Democracia significa igualdade, no exercício dos direitos civis, políticos, econômicos, sociais e culturais. Discriminação significa desigualdade, ou seja, toda distinção que tenha por objeto prejudicar ou anular o exercício dos direitos humanos fundamentais. Se democracia e igualdade se confundem, como eliminar a discriminação?
Essa é uma questão fundamental em face do cenário brasileiro, de forte padrão discriminatório. É dramático constatar que, embora as mulheres representem mais da metade da população, sua participação nas esferas sociais ainda esteja muito longe do desejável.
O mesmo vale para a comunidade negra, que representa 42% da população e se vê largamente excluída dos espaços sociais.
Como reagir a esse quadro? A primeira medida é proibir ações discriminatórias. Mas não basta apenas proibir a discriminação, mediante legislação repressiva.

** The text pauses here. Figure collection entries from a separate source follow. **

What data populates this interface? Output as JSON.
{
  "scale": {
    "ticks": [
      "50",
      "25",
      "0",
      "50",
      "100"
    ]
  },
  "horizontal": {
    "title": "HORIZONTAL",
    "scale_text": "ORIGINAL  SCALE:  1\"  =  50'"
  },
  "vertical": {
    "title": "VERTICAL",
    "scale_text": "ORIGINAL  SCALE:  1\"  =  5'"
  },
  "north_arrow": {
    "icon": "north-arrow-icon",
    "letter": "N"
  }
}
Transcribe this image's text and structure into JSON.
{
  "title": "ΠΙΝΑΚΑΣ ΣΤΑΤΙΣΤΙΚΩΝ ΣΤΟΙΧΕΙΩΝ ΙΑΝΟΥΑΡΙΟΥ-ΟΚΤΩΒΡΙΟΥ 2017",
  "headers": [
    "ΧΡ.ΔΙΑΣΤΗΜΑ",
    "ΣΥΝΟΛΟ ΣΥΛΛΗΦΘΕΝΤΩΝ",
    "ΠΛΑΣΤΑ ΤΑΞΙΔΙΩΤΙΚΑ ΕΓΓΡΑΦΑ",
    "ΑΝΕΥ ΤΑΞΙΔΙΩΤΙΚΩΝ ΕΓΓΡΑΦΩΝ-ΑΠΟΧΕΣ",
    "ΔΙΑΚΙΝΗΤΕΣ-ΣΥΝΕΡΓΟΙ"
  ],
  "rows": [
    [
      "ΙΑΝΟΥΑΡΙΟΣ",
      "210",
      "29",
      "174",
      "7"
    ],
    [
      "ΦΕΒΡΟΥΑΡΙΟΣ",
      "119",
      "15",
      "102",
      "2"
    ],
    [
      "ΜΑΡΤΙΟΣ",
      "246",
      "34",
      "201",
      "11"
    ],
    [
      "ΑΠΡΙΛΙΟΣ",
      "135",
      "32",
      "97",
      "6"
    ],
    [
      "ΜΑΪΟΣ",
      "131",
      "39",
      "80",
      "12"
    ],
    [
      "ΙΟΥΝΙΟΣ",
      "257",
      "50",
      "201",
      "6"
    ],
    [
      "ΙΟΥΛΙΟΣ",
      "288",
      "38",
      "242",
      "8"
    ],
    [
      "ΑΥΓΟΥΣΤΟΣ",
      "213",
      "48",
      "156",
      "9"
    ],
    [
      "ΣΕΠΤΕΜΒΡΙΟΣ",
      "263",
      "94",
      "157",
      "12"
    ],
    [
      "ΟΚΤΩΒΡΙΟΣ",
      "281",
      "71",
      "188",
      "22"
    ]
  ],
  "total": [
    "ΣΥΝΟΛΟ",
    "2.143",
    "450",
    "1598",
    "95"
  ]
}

É preciso adotar estratégias que estimulem a inserção e inclusão desses grupos nos espaços sociais. A igualdade e a discriminação pairam sob o binômio inclusão-exclusão: a primeira pressupõe formas de inclusão e a segunda implica a violenta exclusão.
A proibição da exclusão, por si só, não resulta na inclusão. Como poderoso instrumento de inclusão social situam-se as ações afirmativas, medidas temporárias que, buscando remediar um passado discriminatório, objetivam acelerar o alcance da igualdade.
Essas ações cumprem uma finalidade decisiva ao projeto democrático, assegurando a diversidade e a pluralidade social, bem como a maior participação de grupos "vulneráveis" nas esferas político-sociais. Por meio delas, transita-se da igualdade formal para a igualdade material.
A adoção de tais medidas está prevista pelas convenções internacionais sobre a mulher (art. 1º, par. 4º, e art. 4º, par. 1º), ambas ratificadas pelo Brasil. A Constituição estabelece importantes dispositivos que demarcam a busca de igualdade material, destacando-se o art. 7º, inciso 20, sobre a proteção do mercado de trabalho da mulher. O Plano Nacional de Direitos Humanos também faz alusão às políticas compensatórias.
Ações afirmativas, igualdade e democracia compõem um trinômio indissociável, em que as ações afirmativas levam à igualdade, e esta assegura a democracia. Se a igualdade não é um dado, mas uma invenção histórica (como dizia Hannah Arendt), que possamos recriar o valor da igualdade com alternativas capazes de transformar a paisagem brasileira.